Помню еще, как мы рухнули на топчан – грубый соломенный матрац, шершавые одеяла, – она стиснула меня, поцеловала в губы так быстро, что я не успел отпрянуть, а затем повернулась спиной; помню влагу ее сосков, руку, не дающую моей соскользнуть с ее груди, узкий гладкий живот, слабый запах чистых, промытых дождем волос; и стремительный, не дающий разложить все по полочкам, сон. Среди ночи я проснулся, встал и глотнул воды из ведра. Сквозь пулевые отверстия протянулись круглые лучики только что взошедшей луны. Я вернулся и склонился над Алисон. Та откинула край одеяла, тихо посапывая, приоткрыла рот; одна грудь обнажена и чуть свесилась на матрац; тлеющие угли отбрасывают на кожу темно-красные отсветы. Юная и древняя; невинная и продажная; женщина во всем, женщина прежде всего. В этом приливе восторга и нежности я с бесповоротной ясностью не вполне проснувшегося человека решил, что завтра расскажу ей все как есть – это не будет признанием во лжи, нет, она сразу увидит истинную причину, увидит, что действительный мой недуг, в отличие от сифилиса, неизлечим, что мой случай – врожденная склонность к полигамии – банальнее и страшнее. Я просто смотрел на нее – не дотронулся, не отшвырнул одеяло, не лег сверху, не вошел в нее, не взял, как ей того бы хотелось. Осторожно укрыл обнаженную грудь, забрал несколько одеял и отправился на другую лежанку.
Нас разбудил чей-то стук; дверь приоткрылась. В щель ворвался солнечный свет. Увидев, что мы еще в постелях, пришедший остался снаружи. Я взглянул на часы. Десять утра. Я оделся и вышел. Пастух. В отдалении слышались колокольчики стада. Он отогнал посохом двух огромных собак, скаливших на меня зубы, и вытащил из карманов куртки две порции сыра, завернутые в щавель – нам на завтрак. Через минуту-другую появилась Алисон, заталкивая рубашку в джинсы и жмурясь на солнце. Мы поделились с пастухом остатками сухарей и апельсинов; отщелкали последние кадры. Я рад был его приходу. Алисон решила, что наши былые отношения вернулись – я читал это в ее глазах так ясно, словно мысли в них сразу же облекались в печатные буквы. Она расколола лед; но от меня зависело, прыгать ли в воду.
Пастух поднялся, пожал нам руки и удалился вместе с обоими волкодавами, оставив нас одних. Алисон вытянулась на солнышке поперек каменной плиты, заменившей нам стол. Ветер после вчерашнего утих, день был по-весеннему тепел, небо сияло голубизной. Вдали звенели ботала, высоко-высоко заливалась птица, голосом похожая на жаворонка.
– Остаться бы тут насовсем.
– Мне надо вернуть машину.
– Да нет, я просто мечтаю. – Посмотрела на меня. – Иди-ка, сядь со мной. – Похлопала ладошкой по камню. Серые глаза глядят с предельным простодушием. – Ты не сердишься?

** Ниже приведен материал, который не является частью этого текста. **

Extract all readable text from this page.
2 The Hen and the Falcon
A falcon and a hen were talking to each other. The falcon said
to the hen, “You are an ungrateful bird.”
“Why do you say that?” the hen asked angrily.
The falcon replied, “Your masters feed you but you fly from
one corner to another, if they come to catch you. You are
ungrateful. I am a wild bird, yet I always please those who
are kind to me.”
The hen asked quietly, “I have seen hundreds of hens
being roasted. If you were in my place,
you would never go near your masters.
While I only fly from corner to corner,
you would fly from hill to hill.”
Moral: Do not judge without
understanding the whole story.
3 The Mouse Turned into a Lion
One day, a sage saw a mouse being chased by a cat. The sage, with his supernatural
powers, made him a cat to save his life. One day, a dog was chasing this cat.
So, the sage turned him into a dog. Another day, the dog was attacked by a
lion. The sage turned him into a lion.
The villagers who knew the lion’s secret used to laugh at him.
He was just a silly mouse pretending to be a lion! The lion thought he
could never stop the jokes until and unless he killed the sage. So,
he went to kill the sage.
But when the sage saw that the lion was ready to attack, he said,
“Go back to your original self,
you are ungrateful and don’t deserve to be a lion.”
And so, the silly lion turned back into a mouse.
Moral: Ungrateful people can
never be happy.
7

Я нагнулся, чмокнул ее в щеку, она обняла меня так, что пришлось на нее навалиться, и мы заговорили шепотом, я – в ее левое ухо, она в мое.
– Скажи: мне этого хотелось.
– Мне этого хотелось.
– Скажи: я еще люблю тебя немножко.
– Я еще люблю тебя немножко. – Ущипнула меня за спину, – Множко, множко.
– И теперь буду вести себя хорошо.
– Н-ну…
– И не пойду больше к этим мерзким теткам.
– Не пойду.
– Глупо же платить, когда все у тебя есть задаром. Плюс любовь.
– Знаю.
У самых глаз распластались на камне кончики ее прядей; как заставить себя признаться? Ведь это все равно что наступить на цветок из-за того, что неохота в сторону шагнуть. Я попробовал встать, но она вцепилась мне в плечи, чтобы я и дальше смотрел ей в лицо. Секунду я терпел ее прямой взгляд, потом вырвался и сел, отвернувшись.
– Что-то не так?
– Все так. Просто теряюсь в догадках, что за недобрый бог заставляет тебя, прелестное дитя, вздыхать по такому дерьму, как я.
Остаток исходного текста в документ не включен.